3.2. Clinical Observations
No clinical signs of RSV infection were observed in any of the inoculated lambs up to day 6 post-inoculation (Figure 2B–D). The increases in body weight were within the healthy range of 240 g–280 g per day for all lambs, with no difference between the groups. Body temperature was within the normal range of 38–40 °C, with a recorded average baseline temperature of 39 °C across all groups. Oxygen saturation, as measured by pulse oximetry, was within the normal range of 95–100% at all times, with clinically irrelevant fluctuations in lambs across all groups.
3.3. Viral Load
RSV was detected in RSV-inoculated lambs only (groups 1 and 2) in NP swabs and BALF samples (Figure 3). On day 6 post-inoculation (stable peak infection), RSV/palivizumab lambs (Group 2) had an 85.2% lower median viral load of 3.1 × 102 copies RNA/mL compared to the RSV/untreated lambs (Group 1), which had a median viral load of 2.1 × 103 copies RNA/mL, although this was not significant (Figure 3A).

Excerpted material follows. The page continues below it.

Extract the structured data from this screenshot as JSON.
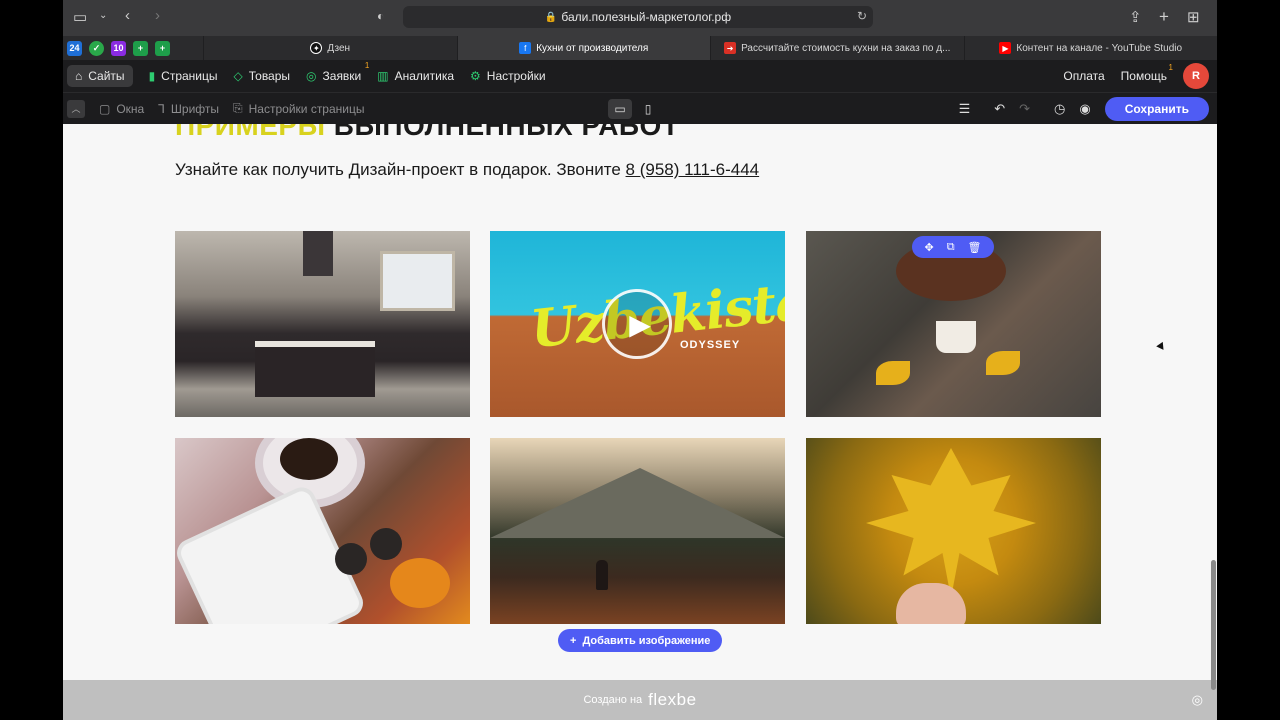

The BALF viral load values were also evaluated for each group (Figure 3B). On day 6, the median RSV load was similar across all groups. There were three lambs that showed detectable viral loads in the RSV/untreated group (group 1) and two in the RSV/palivizumab group (group 2).
Viral load kinetics according to NP swabs and BALF over the 10-day post-inoculation period are shown in the Supplementary Materials.
3.4. Lung Histopathology
Inflammation scores were assessed for each group (Figure 4). In Figure 4A–C, a representative image of lung inflammation is shown for the three groups. On day 6, additional alveolar spaces and thin alveolar walls were seen in the control (group 0) lambs (median ± IQR of 1.3 ± 0.2), whereas the RSV/untreated (group 1a) lambs showed significantly increased (p = 0.035) congestion and lung pathologies, with thick alveolar walls and reduced alveolar spaces (median ± IQR of 3.1 ± 1.4). For the RSV/palivizumab (group 2a) lambs, the inflammation scores were significantly lower than those of the RSV/untreated lambs (median ± IQR of 1.7 ± 0.8; p = 0.041) (Figure 4D).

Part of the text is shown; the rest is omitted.